Bonus: Count how many times there are runs of the same side (e.g., 5 heads in a row). Write a function that includes an input for the run length and returns the number of runs that match or exceed that value.

Download the coin_flipper file we used in class.

Weekly assignment

Solve the following problems using the concepts you have learned in class. As always, your R markdown report should be organized with headings and comments explaining your work.

Using the switch_counter function you developed in class, figure out how many times it switches as a function of how many coin flips you simulate, setting the number of iterations to 5, 50, 100, 500, and 1000. Use ggplot to plot the results, using whatever format you think is best.
Extra practice (optional): Using the run_detector function we discussed in class, figure out how many runs occur for all run lengths between (and including) 2 and 10. Use ggplot to plot the results, using whatever format you think is best.

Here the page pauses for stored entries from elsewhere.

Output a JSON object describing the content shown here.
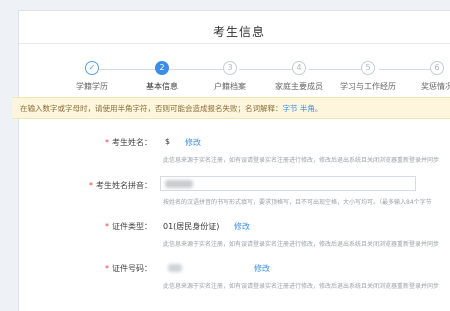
{
  "header": {
    "title": "考生信息"
  },
  "steps": [
    {
      "num": "✓",
      "label": "学籍学历",
      "state": "done"
    },
    {
      "num": "2",
      "label": "基本信息",
      "state": "active"
    },
    {
      "num": "3",
      "label": "户籍档案",
      "state": "todo"
    },
    {
      "num": "4",
      "label": "家庭主要成员",
      "state": "todo"
    },
    {
      "num": "5",
      "label": "学习与工作经历",
      "state": "todo"
    },
    {
      "num": "6",
      "label": "奖惩情况",
      "state": "todo"
    }
  ],
  "notice": {
    "text": "在输入数字或字母时，请使用半角字符，否则可能会造成报名失败；名词解释：",
    "link": "字节 半角。"
  },
  "form": {
    "name": {
      "label": "考生姓名：",
      "value": "$",
      "edit": "修改",
      "hint": "此信息来源于实名注册，如有误请登录实名注册进行修改，修改后退出系统且关闭浏览器重新登录并同步"
    },
    "pinyin": {
      "label": "考生姓名拼音：",
      "hint": "按姓名的汉语拼音的书写形式填写，要求顶格写，且不可出现空格，大小写均可。（最多输入84个字节"
    },
    "id_type": {
      "label": "证件类型：",
      "value": "01(居民身份证)",
      "edit": "修改",
      "hint": "此信息来源于实名注册，如有误请登录实名注册进行修改，修改后退出系统且关闭浏览器重新登录并同步"
    },
    "id_num": {
      "label": "证件号码：",
      "edit": "修改",
      "hint": "此信息来源于实名注册，如有误请登录实名注册进行修改，修改后退出系统且关闭浏览器重新登录并同步"
    }
  }
}
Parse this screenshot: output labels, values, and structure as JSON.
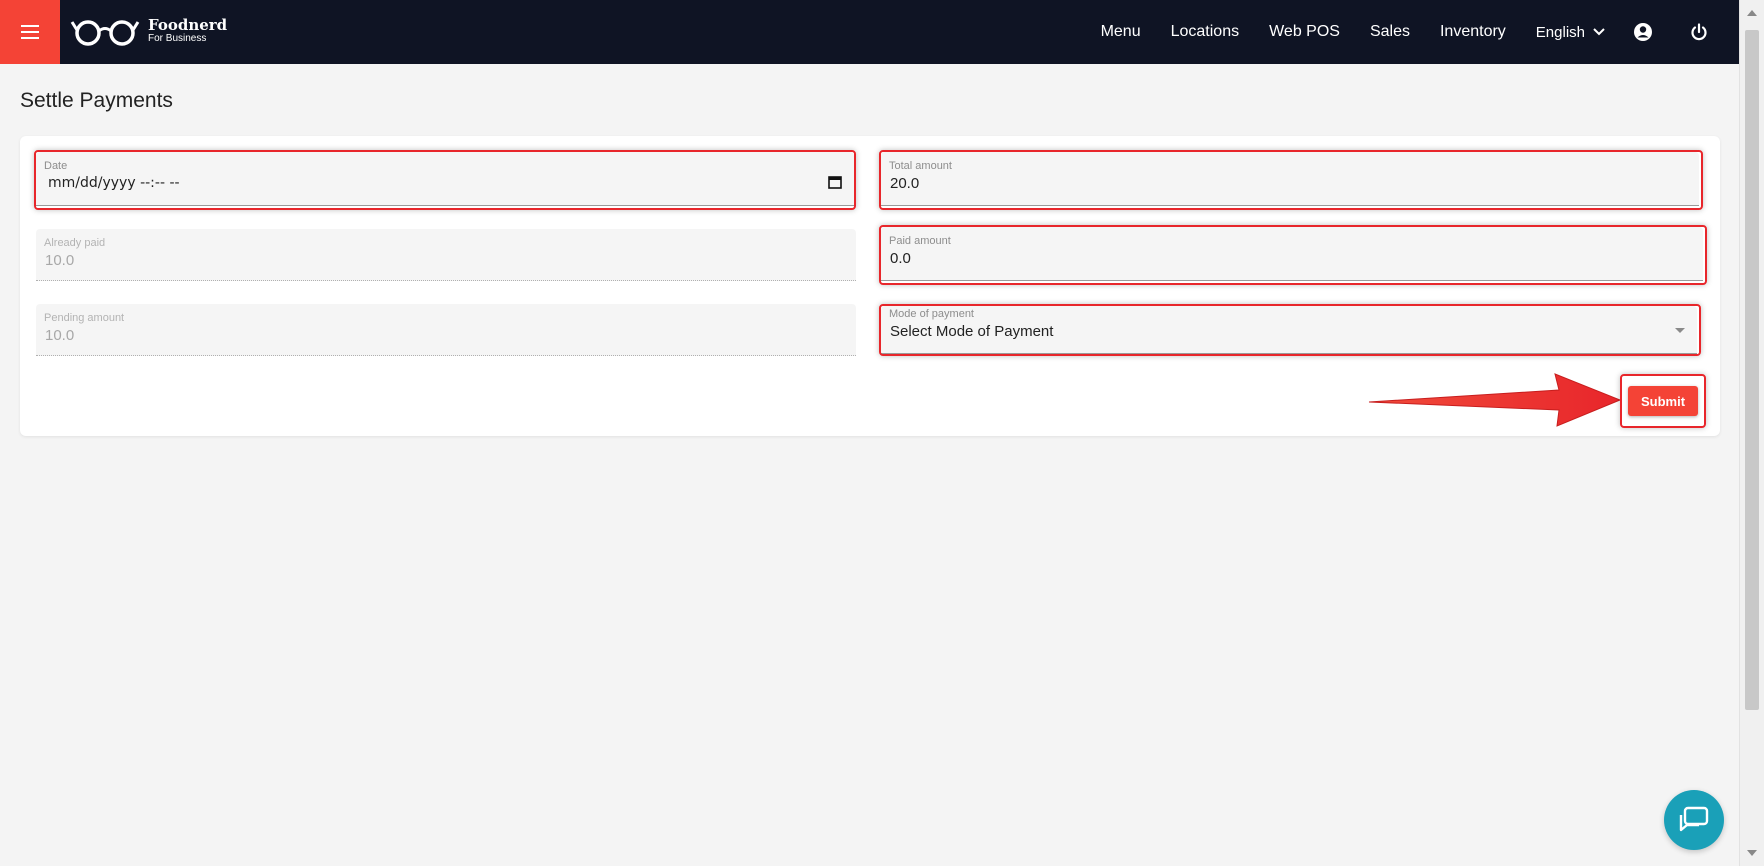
{
  "brand": {
    "name": "Foodnerd",
    "tagline": "For Business",
    "accent": "#f44336",
    "nav_bg": "#0f1424"
  },
  "nav": {
    "links": [
      "Menu",
      "Locations",
      "Web POS",
      "Sales",
      "Inventory"
    ],
    "language": "English",
    "icons": [
      "account-circle-icon",
      "power-icon"
    ]
  },
  "page": {
    "title": "Settle Payments"
  },
  "form": {
    "date": {
      "label": "Date",
      "value": "mm/dd/yyyy --:-- --"
    },
    "total_amount": {
      "label": "Total amount",
      "value": "20.0"
    },
    "already_paid": {
      "label": "Already paid",
      "value": "10.0"
    },
    "paid_amount": {
      "label": "Paid amount",
      "value": "0.0"
    },
    "pending_amount": {
      "label": "Pending amount",
      "value": "10.0"
    },
    "mode_of_payment": {
      "label": "Mode of payment",
      "value": "Select Mode of Payment"
    },
    "submit_label": "Submit"
  },
  "annotation_color": "#e8262b",
  "chat": {
    "icon": "chat-bubble-icon",
    "color": "#1aa0b8"
  }
}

For the rest of the questions, you will use the screentime dataset. You may want to build on the script we worked on in class (download).
Which REGION has the most observations? Use the count() function.
Calculate a new composite measure of mental well-being, using only 3 questions on the Mental Well-Being Scale (WBIntp,WBClsep, and WBLoved), which all have to do with relationships with other people (see scale). Filter out any observations with missing values. Caution - missing values are labeled in a suboptimal way in this dataset.
Use the summarize() function to compute the mean and 95% confidence intervals of your new composite measure, split by gender. Plot the results, using whatever format you think is best.
Extra practice (optional): How closely does this new measure correspond with the original mental well-being measure (mwbi)? One way to tell is by plotting their relationship with one another.
Extra practice (optional): What other questions could you answer with this dataset? How would you go about it?